We had gathered with some of Mr. Keller’s family at his grandparent’s home to enjoy an evening with family along with some pizza. Mr. Keller, the Keller Kids, and I really enjoy these evenings. It’s a wonderful opportunity for the Keller Kids to interact with their grandparents and great-grandparents as well as a chance for them to play with their cousins. Mr. Keller and I also love to catch up with his family, and I love that I don’t have to cook!
It was just after we had finished our dessert that I was reminded how much words hurt. We were discussing how St. Mary’s Church had sponsored a beer and wine tent at our local carnival when someone at the table said she had “never met a good Catholic.” I was a little shocked and stunned given that everyone at the table knew that I was born and raised Catholic so I responded, “hey, that’s my whole family.” Mr. Keller’s mom and grandmother were also quick to chime in that they each knew good Catholics; however, the other person simply responded that she “was sticking with what [she] had said.” At that point, I was so hurt and shocked that all I could say, in a small voice, was “that’s not very nice.”

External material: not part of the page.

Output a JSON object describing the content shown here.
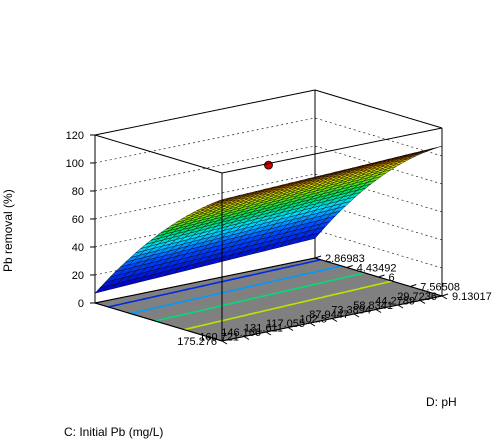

Truly, I was so hurt that I could barely breathe. I very rarely worry about the opinions of others so when someone says something negative about me, it almost never bothers me, but this–this was directed at my entire extended family. People I’ve known from birth who have done absolutely nothing to deserve to be damned by someone who barely–if at all–knew them.
I had to leave. Normally, Mr. Keller and I stay at these Sunday evening gatherings until it’s pretty late, but I just couldn’t do it. I started putting away our dirty plates and utensils and folding up chairs in absolute silence. Then, I looked at Mr. Keller and said, quietly, “We need to leave. I have to leave.” He could tell that I was upset and agreed. Normally, I have to drag Mr. Keller away from social opportunities, but not that night.
On the way home, I realized that the person who had upset me may not have realized how truly hurtful her statement was. I texted her, letting her know that her statement had been very hurtful and not very Christian-like. After some dialog back and forth, she responded that I was simply making this into too big of a deal; perhaps I was. It’s entirely likely that her initial statement was not meant to hurt anyone at the table, and, perhaps, it wasn’t meant to hurt anyone at all, but her refusal to back down from saying it is what had truly upset me.
Honestly, at this point, it doesn’t matter. What does matter is that this interaction was a learning experience and reminder for me. Words hurt. Whether they are said in a heated argument, offhand, or directly at someone, words hurt.
It’s a reminder to me of how easy it is to say something that hurts another person without ever.having intended to hurt them. I know that I’ve said many many things the wrong way. I know that I’ve hurt people without ever intending to do so, and I know that I’ve reacted the same way that the person who hurt me did. That is, I responded in a way that belittled the other person’s feelings. This interaction last Sunday has served to remind me that whether I intended to or not, if I hurt another person’s feelings with my words, I owe them an apology. No one deserves to feel as helplessly hurt and angry as I did that night, and I hope to never make someone feel that way again.
I think about how much words can hurt when I think about my interactions with my children, too. Just one or two badly worded sentences, and I could really bruise my children’s feelings. They don’t deserve that. Just as importantly, it’s my job to provide the Keller Kids with a good example on how to treat others; I need to be sure that’s what I’m doing. This really served as a wake up call for me!
Every interaction–whether it’s a positive or a negative interaction–with another person is an opportunity to learn. I was reminded of just how much words hurt, and, though I could wish the reminder hadn’t happened, I’m thankful for the opportunity to correct my own actions going forward. I pray that I remember this lesson and that I truly grow into a better person.